A SENSE of humour and mutual understanding are the secrets to a happy marriage according to one Bardon Mill couple.

Stanley and Marion Prins celebrated their milestone occasion on New Year’s Eve in the very place they held their wedding reception.

The couple, joined by family and friends, returned to Featherstone Castle which is owned by Marion’s family, where they had celebrated their union 50 years previously. The couple were married at on the last day of 1965.

Marion said: “We remember our wedding fondly. It was a big family affair. It was rather special.”

Stanley agreed: “Everyone thought getting married on New Year’s Eve was very romantic.”

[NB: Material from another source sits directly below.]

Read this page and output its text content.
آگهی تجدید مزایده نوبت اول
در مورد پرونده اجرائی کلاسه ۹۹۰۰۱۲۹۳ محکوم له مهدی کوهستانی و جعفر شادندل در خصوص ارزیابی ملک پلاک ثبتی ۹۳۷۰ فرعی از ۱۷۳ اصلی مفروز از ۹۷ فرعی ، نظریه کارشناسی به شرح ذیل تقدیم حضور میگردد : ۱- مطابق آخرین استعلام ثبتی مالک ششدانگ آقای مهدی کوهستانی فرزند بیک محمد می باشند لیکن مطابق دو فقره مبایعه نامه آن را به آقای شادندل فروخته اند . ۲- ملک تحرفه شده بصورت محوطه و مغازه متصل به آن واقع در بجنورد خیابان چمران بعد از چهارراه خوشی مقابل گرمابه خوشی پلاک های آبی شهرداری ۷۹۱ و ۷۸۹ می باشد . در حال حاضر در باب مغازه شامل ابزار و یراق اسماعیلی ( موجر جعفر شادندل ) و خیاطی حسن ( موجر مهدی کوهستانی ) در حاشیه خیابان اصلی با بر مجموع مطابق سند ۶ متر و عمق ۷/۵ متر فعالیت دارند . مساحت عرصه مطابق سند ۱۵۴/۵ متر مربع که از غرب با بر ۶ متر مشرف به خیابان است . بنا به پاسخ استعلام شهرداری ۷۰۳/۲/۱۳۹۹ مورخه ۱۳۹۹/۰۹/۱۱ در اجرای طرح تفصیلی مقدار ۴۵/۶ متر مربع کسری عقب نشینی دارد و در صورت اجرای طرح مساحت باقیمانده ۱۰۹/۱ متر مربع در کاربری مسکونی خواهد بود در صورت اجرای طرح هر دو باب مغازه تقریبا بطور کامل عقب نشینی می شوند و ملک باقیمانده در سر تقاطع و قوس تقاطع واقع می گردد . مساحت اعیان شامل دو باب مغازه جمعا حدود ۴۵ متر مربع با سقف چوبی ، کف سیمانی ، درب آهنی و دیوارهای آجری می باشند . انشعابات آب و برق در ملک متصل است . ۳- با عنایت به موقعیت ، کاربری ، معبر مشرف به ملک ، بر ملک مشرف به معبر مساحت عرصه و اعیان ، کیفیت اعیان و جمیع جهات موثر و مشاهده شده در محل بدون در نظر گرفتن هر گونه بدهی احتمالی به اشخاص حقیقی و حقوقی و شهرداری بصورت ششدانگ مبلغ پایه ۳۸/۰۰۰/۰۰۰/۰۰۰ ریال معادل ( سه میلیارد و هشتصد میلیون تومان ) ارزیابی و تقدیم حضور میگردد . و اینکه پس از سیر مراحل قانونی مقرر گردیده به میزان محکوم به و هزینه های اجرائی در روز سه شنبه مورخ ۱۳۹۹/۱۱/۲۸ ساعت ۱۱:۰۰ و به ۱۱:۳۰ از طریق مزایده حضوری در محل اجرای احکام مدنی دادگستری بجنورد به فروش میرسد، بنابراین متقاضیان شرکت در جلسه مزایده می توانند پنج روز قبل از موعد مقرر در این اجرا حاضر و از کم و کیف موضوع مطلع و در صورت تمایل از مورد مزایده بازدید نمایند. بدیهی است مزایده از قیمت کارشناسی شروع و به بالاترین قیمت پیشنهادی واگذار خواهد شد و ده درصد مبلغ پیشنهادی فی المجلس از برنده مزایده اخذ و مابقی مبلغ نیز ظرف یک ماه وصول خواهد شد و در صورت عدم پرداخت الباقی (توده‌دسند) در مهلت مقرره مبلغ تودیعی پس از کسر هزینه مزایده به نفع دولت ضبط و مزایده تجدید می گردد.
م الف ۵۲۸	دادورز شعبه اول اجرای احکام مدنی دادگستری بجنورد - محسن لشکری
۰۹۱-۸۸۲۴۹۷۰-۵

They spent their honeymoon in Austria. Marion laughed as she recalls how they pretended to know how to ski – apparently they weren’t very good.

The pair met in their 20s at college in Newcastle, which was then part of Durham University.

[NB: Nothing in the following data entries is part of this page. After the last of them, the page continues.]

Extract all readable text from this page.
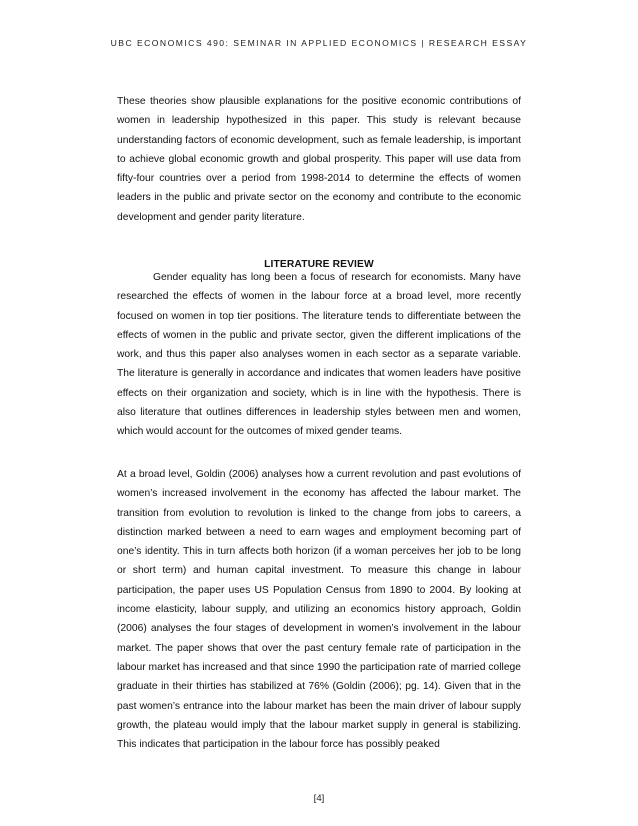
UBC ECONOMICS 490: SEMINAR IN APPLIED ECONOMICS | RESEARCH ESSAY

These theories show plausible explanations for the positive economic contributions of women in leadership hypothesized in this paper. This study is relevant because understanding factors of economic development, such as female leadership, is important to achieve global economic growth and global prosperity. This paper will use data from fifty-four countries over a period from 1998-2014 to determine the effects of women leaders in the public and private sector on the economy and contribute to the economic development and gender parity literature.

LITERATURE REVIEW

Gender equality has long been a focus of research for economists. Many have researched the effects of women in the labour force at a broad level, more recently focused on women in top tier positions. The literature tends to differentiate between the effects of women in the public and private sector, given the different implications of the work, and thus this paper also analyses women in each sector as a separate variable. The literature is generally in accordance and indicates that women leaders have positive effects on their organization and society, which is in line with the hypothesis. There is also literature that outlines differences in leadership styles between men and women, which would account for the outcomes of mixed gender teams.

At a broad level, Goldin (2006) analyses how a current revolution and past evolutions of women’s increased involvement in the economy has affected the labour market. The transition from evolution to revolution is linked to the change from jobs to careers, a distinction marked between a need to earn wages and employment becoming part of one’s identity. This in turn affects both horizon (if a woman perceives her job to be long or short term) and human capital investment. To measure this change in labour participation, the paper uses US Population Census from 1890 to 2004. By looking at income elasticity, labour supply, and utilizing an economics history approach, Goldin (2006) analyses the four stages of development in women’s involvement in the labour market. The paper shows that over the past century female rate of participation in the labour market has increased and that since 1990 the participation rate of married college graduate in their thirties has stabilized at 76% (Goldin (2006); pg. 14). Given that in the past women’s entrance into the labour market has been the main driver of labour supply growth, the plateau would imply that the labour market supply in general is stabilizing. This indicates that participation in the labour force has possibly peaked

[4]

Stanley was reading botany and natural sciences, and Marion was reading social sciences.

They were both members of the Student Christian Movement and fast became good friends.

Stanley said: “We got on so well because we had so many common interests. It was our interests that brought us together.”

Their romance was a slow-burner. After graduating Stanley went to do National Service in Malaya, and Marion worked for the Student Christian Movement in London.

They remained good friends and regularly wrote to each other.

On Stanley’s return to England he took up a place at theological college at Ripon Hall, Oxford.

He then went on to work as a vicar in Benwell and Marion subsequently returned to Newcastle to work as a psychiatric social worker.

Now both back in Newcastle it wasn’t long before they were engaged and then married.

Stanley was appointed the first vicar at Chapel House, in Newcastle, and it was there they started a family.

The couple have three children – Lucinda, Katherine and Simon – and five grandchildren.

Ten years later they moved to Humshaugh, where Stanley was vicar of Humshaugh, Simonburn and Wark.

Marion credits their 20 years in the parish as having some of their precious memories.

“We loved being in the North Tyne. It was wonderful to bring up our children in the countryside,” she said.

“There’s a real community feel there and the vicarage was a lovely family home.”

They celebrated their wedding anniversary with a family dinner at Featherstone Castle.

With family living in York, Durham and Fort William, it is rare that they can all get together.

They credit their long-lasting marriage to “mutual support and affection”.

Stanley said: “We’re really good friends and we just get on.”